Support for efficient batch execution in the DataStream API was introduced in Flink 1.12 as a first step towards achieving a truly unified runtime for both batch and stream processing. This is not the end of the story yet! The community is still working on some optimizations and exploring more use cases that can be enabled with this new mode.

One of the first efforts we want to finalize is providing world-class support for transactional sinks in both execution modes, for bounded and unbounded streams. An experimental API for transactional sinks was already introduced in Flink 1.12, so we’re working on stabilizing it and would be happy to hear feedback about its current state!

We are also thinking how the two modes can be brought closer together and benefit from each other. A common pattern that we hear from users is bootstrapping state of a streaming job from a batch one. There are two somewhat different approaches we are considering here:

1. Having a mixed graph, where one of the branches would have only bounded sources and the other would reflect the unbounded part — you can think of such a graph as effectively two separate jobs. The bounded part would be executed first and sink into the state of a common vertex of the two parts. This jobs’ purpose would be to populate the state of the common operator. Once that job is done, we could proceed to running the unbounded part.

2. Another approach is to run the exact same program first on the bounded data. However, this time we wouldn’t assume completeness of the job; instead, we would produce the state of all operators up to a certain point in time and store it as a savepoint. Later on, we could use the savepoint to start the application on the unbounded data.

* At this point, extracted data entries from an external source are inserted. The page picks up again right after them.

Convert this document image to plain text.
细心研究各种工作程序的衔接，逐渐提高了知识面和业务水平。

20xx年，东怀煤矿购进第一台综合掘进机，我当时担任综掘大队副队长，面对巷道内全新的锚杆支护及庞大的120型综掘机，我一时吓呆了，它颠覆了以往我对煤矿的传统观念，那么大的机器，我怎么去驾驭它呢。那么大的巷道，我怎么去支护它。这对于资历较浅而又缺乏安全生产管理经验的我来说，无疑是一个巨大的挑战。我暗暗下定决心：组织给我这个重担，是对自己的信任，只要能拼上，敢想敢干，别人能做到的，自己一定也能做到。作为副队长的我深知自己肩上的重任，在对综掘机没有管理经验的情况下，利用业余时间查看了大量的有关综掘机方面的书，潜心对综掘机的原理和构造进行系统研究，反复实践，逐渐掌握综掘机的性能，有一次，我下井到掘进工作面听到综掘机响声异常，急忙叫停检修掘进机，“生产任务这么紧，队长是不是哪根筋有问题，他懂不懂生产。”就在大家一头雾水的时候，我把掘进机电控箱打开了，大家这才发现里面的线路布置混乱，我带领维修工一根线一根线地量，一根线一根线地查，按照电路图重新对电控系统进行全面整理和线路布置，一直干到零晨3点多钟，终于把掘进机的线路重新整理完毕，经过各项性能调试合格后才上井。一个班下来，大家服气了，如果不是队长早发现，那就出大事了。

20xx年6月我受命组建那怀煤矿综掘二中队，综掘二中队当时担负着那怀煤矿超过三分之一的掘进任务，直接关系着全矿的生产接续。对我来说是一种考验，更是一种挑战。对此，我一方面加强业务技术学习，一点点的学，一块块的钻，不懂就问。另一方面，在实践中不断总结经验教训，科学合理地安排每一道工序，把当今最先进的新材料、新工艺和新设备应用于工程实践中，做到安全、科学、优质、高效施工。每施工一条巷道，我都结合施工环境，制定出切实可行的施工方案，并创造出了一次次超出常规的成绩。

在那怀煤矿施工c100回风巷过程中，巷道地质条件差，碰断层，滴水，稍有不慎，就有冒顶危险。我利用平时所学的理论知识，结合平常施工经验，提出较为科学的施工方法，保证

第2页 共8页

Lastly, to achieve feature parity with the DataSet API (Flink’s legacy API for batch-style execution), we are looking into the topic of iterations and how to meet the different usage patterns depending on the mode. In STREAMING mode, iterations serve as a loopback edge, but we don’t necessarily need to keep track of the iteration step. On the other hand, the iteration generation is vital for Machine Learning (ML) algorithms, which are the primary use case for iterations in BATCH mode.

Have you tried the new BATCH execution mode in the DataStream API? How was your experience? We are happy to hear your feedback and stories!